Markus Anfang lobte seine Mannschaft am Sonntag nach dem 2:1 in Ingolstadt für die Leidenschaft, die seine Spieler auf den Rasen gebracht hatten. Tatsächlich waren der Einsatz und die nötige Härte gegen unangenehme Schanzer der Schlüssel zum Erfolg gewesen. Wenn es spielerisch schon nicht läuft, muss eine Mannschaft dem Gegner alles abverlangen, um im Zweifel glücklich zu siegen.

Dass dies gelang, war zunächst einer verbesserten Defensive geschuldet.
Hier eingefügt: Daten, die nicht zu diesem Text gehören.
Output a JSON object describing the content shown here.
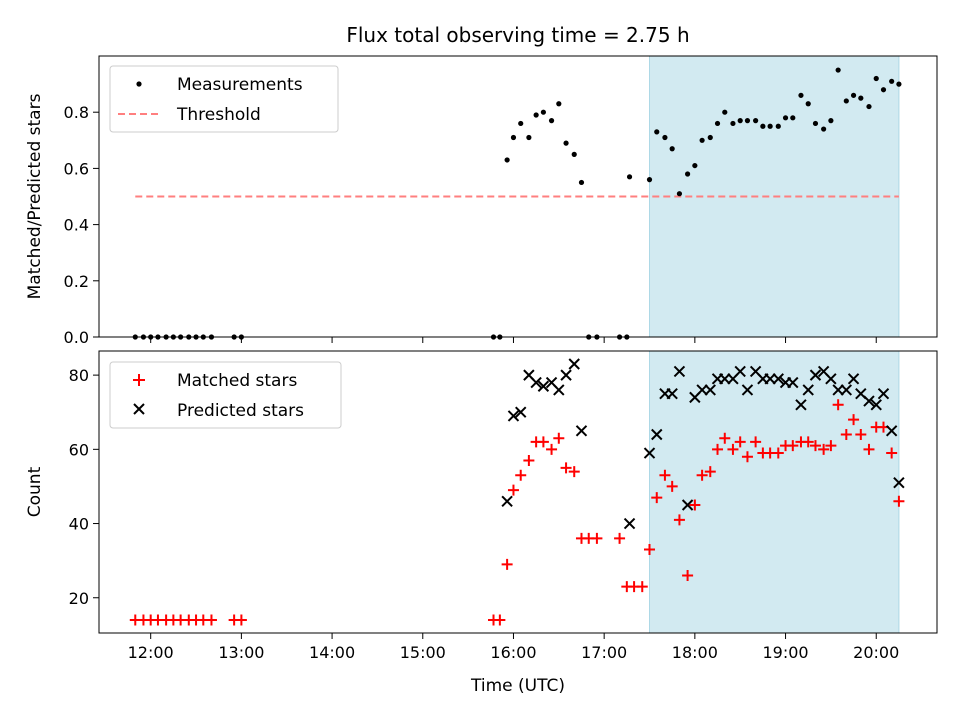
{
  "chart_data": [
    {
      "type": "scatter",
      "title": "Flux total observing time = 2.75 h",
      "xlabel": "",
      "ylabel": "Matched/Predicted stars",
      "xlim": [
        11.43,
        20.67
      ],
      "ylim": [
        0.0,
        1.0
      ],
      "yticks": [
        0.0,
        0.2,
        0.4,
        0.6,
        0.8
      ],
      "ytick_labels": [
        "0.0",
        "0.2",
        "0.4",
        "0.6",
        "0.8"
      ],
      "xticks": [
        12,
        13,
        14,
        15,
        16,
        17,
        18,
        19,
        20
      ],
      "legend": "top-left",
      "shaded_interval": {
        "x0": 17.5,
        "x1": 20.25,
        "color": "#add8e6"
      },
      "threshold": {
        "name": "Threshold",
        "value": 0.5,
        "x0": 11.83,
        "x1": 20.25,
        "color": "#ff7f7f",
        "style": "dashed"
      },
      "series": [
        {
          "name": "Measurements",
          "marker": "dot",
          "color": "#000000",
          "points": [
            [
              11.83,
              0.0
            ],
            [
              11.92,
              0.0
            ],
            [
              12.0,
              0.0
            ],
            [
              12.08,
              0.0
            ],
            [
              12.17,
              0.0
            ],
            [
              12.25,
              0.0
            ],
            [
              12.33,
              0.0
            ],
            [
              12.42,
              0.0
            ],
            [
              12.5,
              0.0
            ],
            [
              12.58,
              0.0
            ],
            [
              12.67,
              0.0
            ],
            [
              12.92,
              0.0
            ],
            [
              13.0,
              0.0
            ],
            [
              15.78,
              0.0
            ],
            [
              15.85,
              0.0
            ],
            [
              15.93,
              0.63
            ],
            [
              16.0,
              0.71
            ],
            [
              16.08,
              0.76
            ],
            [
              16.17,
              0.71
            ],
            [
              16.25,
              0.79
            ],
            [
              16.33,
              0.8
            ],
            [
              16.42,
              0.77
            ],
            [
              16.5,
              0.83
            ],
            [
              16.58,
              0.69
            ],
            [
              16.67,
              0.65
            ],
            [
              16.75,
              0.55
            ],
            [
              16.83,
              0.0
            ],
            [
              16.92,
              0.0
            ],
            [
              17.17,
              0.0
            ],
            [
              17.25,
              0.0
            ],
            [
              17.28,
              0.57
            ],
            [
              17.5,
              0.56
            ],
            [
              17.58,
              0.73
            ],
            [
              17.67,
              0.71
            ],
            [
              17.75,
              0.67
            ],
            [
              17.83,
              0.51
            ],
            [
              17.92,
              0.58
            ],
            [
              18.0,
              0.61
            ],
            [
              18.08,
              0.7
            ],
            [
              18.17,
              0.71
            ],
            [
              18.25,
              0.76
            ],
            [
              18.33,
              0.8
            ],
            [
              18.42,
              0.76
            ],
            [
              18.5,
              0.77
            ],
            [
              18.58,
              0.77
            ],
            [
              18.67,
              0.77
            ],
            [
              18.75,
              0.75
            ],
            [
              18.83,
              0.75
            ],
            [
              18.92,
              0.75
            ],
            [
              19.0,
              0.78
            ],
            [
              19.08,
              0.78
            ],
            [
              19.17,
              0.86
            ],
            [
              19.25,
              0.83
            ],
            [
              19.33,
              0.76
            ],
            [
              19.42,
              0.74
            ],
            [
              19.5,
              0.77
            ],
            [
              19.58,
              0.95
            ],
            [
              19.67,
              0.84
            ],
            [
              19.75,
              0.86
            ],
            [
              19.83,
              0.85
            ],
            [
              19.92,
              0.82
            ],
            [
              20.0,
              0.92
            ],
            [
              20.08,
              0.88
            ],
            [
              20.17,
              0.91
            ],
            [
              20.25,
              0.9
            ]
          ]
        }
      ]
    },
    {
      "type": "scatter",
      "title": "",
      "xlabel": "Time (UTC)",
      "ylabel": "Count",
      "xlim": [
        11.43,
        20.67
      ],
      "ylim": [
        10.5,
        86.5
      ],
      "yticks": [
        20,
        40,
        60,
        80
      ],
      "ytick_labels": [
        "20",
        "40",
        "60",
        "80"
      ],
      "xticks": [
        12,
        13,
        14,
        15,
        16,
        17,
        18,
        19,
        20
      ],
      "xtick_labels": [
        "12:00",
        "13:00",
        "14:00",
        "15:00",
        "16:00",
        "17:00",
        "18:00",
        "19:00",
        "20:00"
      ],
      "legend": "top-left",
      "shaded_interval": {
        "x0": 17.5,
        "x1": 20.25,
        "color": "#add8e6"
      },
      "series": [
        {
          "name": "Matched stars",
          "marker": "plus",
          "color": "#ff0000",
          "points": [
            [
              11.83,
              14
            ],
            [
              11.92,
              14
            ],
            [
              12.0,
              14
            ],
            [
              12.08,
              14
            ],
            [
              12.17,
              14
            ],
            [
              12.25,
              14
            ],
            [
              12.33,
              14
            ],
            [
              12.42,
              14
            ],
            [
              12.5,
              14
            ],
            [
              12.58,
              14
            ],
            [
              12.67,
              14
            ],
            [
              12.92,
              14
            ],
            [
              13.0,
              14
            ],
            [
              15.78,
              14
            ],
            [
              15.85,
              14
            ],
            [
              15.93,
              29
            ],
            [
              16.0,
              49
            ],
            [
              16.08,
              53
            ],
            [
              16.17,
              57
            ],
            [
              16.25,
              62
            ],
            [
              16.33,
              62
            ],
            [
              16.42,
              60
            ],
            [
              16.5,
              63
            ],
            [
              16.58,
              55
            ],
            [
              16.67,
              54
            ],
            [
              16.75,
              36
            ],
            [
              16.83,
              36
            ],
            [
              16.92,
              36
            ],
            [
              17.17,
              36
            ],
            [
              17.25,
              23
            ],
            [
              17.33,
              23
            ],
            [
              17.42,
              23
            ],
            [
              17.5,
              33
            ],
            [
              17.58,
              47
            ],
            [
              17.67,
              53
            ],
            [
              17.75,
              50
            ],
            [
              17.83,
              41
            ],
            [
              17.92,
              26
            ],
            [
              18.0,
              45
            ],
            [
              18.08,
              53
            ],
            [
              18.17,
              54
            ],
            [
              18.25,
              60
            ],
            [
              18.33,
              63
            ],
            [
              18.42,
              60
            ],
            [
              18.5,
              62
            ],
            [
              18.58,
              58
            ],
            [
              18.67,
              62
            ],
            [
              18.75,
              59
            ],
            [
              18.83,
              59
            ],
            [
              18.92,
              59
            ],
            [
              19.0,
              61
            ],
            [
              19.08,
              61
            ],
            [
              19.17,
              62
            ],
            [
              19.25,
              62
            ],
            [
              19.33,
              61
            ],
            [
              19.42,
              60
            ],
            [
              19.5,
              61
            ],
            [
              19.58,
              72
            ],
            [
              19.67,
              64
            ],
            [
              19.75,
              68
            ],
            [
              19.83,
              64
            ],
            [
              19.92,
              60
            ],
            [
              20.0,
              66
            ],
            [
              20.08,
              66
            ],
            [
              20.17,
              59
            ],
            [
              20.25,
              46
            ]
          ]
        },
        {
          "name": "Predicted stars",
          "marker": "x",
          "color": "#000000",
          "points": [
            [
              15.93,
              46
            ],
            [
              16.0,
              69
            ],
            [
              16.08,
              70
            ],
            [
              16.17,
              80
            ],
            [
              16.25,
              78
            ],
            [
              16.33,
              77
            ],
            [
              16.42,
              78
            ],
            [
              16.5,
              76
            ],
            [
              16.58,
              80
            ],
            [
              16.67,
              83
            ],
            [
              16.75,
              65
            ],
            [
              17.28,
              40
            ],
            [
              17.5,
              59
            ],
            [
              17.58,
              64
            ],
            [
              17.67,
              75
            ],
            [
              17.75,
              75
            ],
            [
              17.83,
              81
            ],
            [
              17.92,
              45
            ],
            [
              18.0,
              74
            ],
            [
              18.08,
              76
            ],
            [
              18.17,
              76
            ],
            [
              18.25,
              79
            ],
            [
              18.33,
              79
            ],
            [
              18.42,
              79
            ],
            [
              18.5,
              81
            ],
            [
              18.58,
              76
            ],
            [
              18.67,
              81
            ],
            [
              18.75,
              79
            ],
            [
              18.83,
              79
            ],
            [
              18.92,
              79
            ],
            [
              19.0,
              78
            ],
            [
              19.08,
              78
            ],
            [
              19.17,
              72
            ],
            [
              19.25,
              76
            ],
            [
              19.33,
              80
            ],
            [
              19.42,
              81
            ],
            [
              19.5,
              79
            ],
            [
              19.58,
              76
            ],
            [
              19.67,
              76
            ],
            [
              19.75,
              79
            ],
            [
              19.83,
              75
            ],
            [
              19.92,
              73
            ],
            [
              20.0,
              72
            ],
            [
              20.08,
              75
            ],
            [
              20.17,
              65
            ],
            [
              20.25,
              51
            ]
          ]
        }
      ]
    }
  ]
}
Zwar musste Timo Horn in den ersten zehn Minuten zweimal eingreifen und hatte anschließend Glück, dass Dario Lezcano aus aussichtsreicher Position zweimal verzog. Doch gerade in Hälfte zwei ließ Köln defensiv nahezu nichts mehr anbrennen. Großchancen für Ingolstadt gab es keine mehr – der Anschlusstreffer wäre nicht gefallen, hätte Rafael Czichos kein Luftloch geschlagen. Dann wäre es auch das zweite Spiel ohne Gegentor in Folge geworden. Insofern konnte die Anfang-Elf zufrieden sein mit dem Gebotenen.

Und dann war da noch das Ausnutzen der wenigen Torchancen, die man sich selbst zwar nicht herausspielte, aber doch serviert bekam. Der Elfmeter, den Jhon Cordoba durch seine Explosivität herausholte und den Anthony Modeste sicher verwandelte. Der Eckball, den Johannes Geis perfekt auf den Fuß von Dominick Drexler servierte. Wem spielerisch wenig gelingt, der muss in den wenigen Momenten, die sich bieten, zuschlagen. So wie gegen Sandhausen, in Aue, in Ingolstadt. Das ist nicht schön anzusehen, aber eben effizient.

Aus der Englischen Woche bleibt also das Positive zurück mit nur zwei Gegentoren in drei Spielen, einer über die Spiele besser gewordenen Defensive sowie drei Toren nach Ecken und Freistößen in drei Spielen. Nicht auszumalen, was der FC erreichen könnte, wenn er jetzt auch spielerisch wieder abrufen würde, was er in dieser Saison schon gezeigt hat.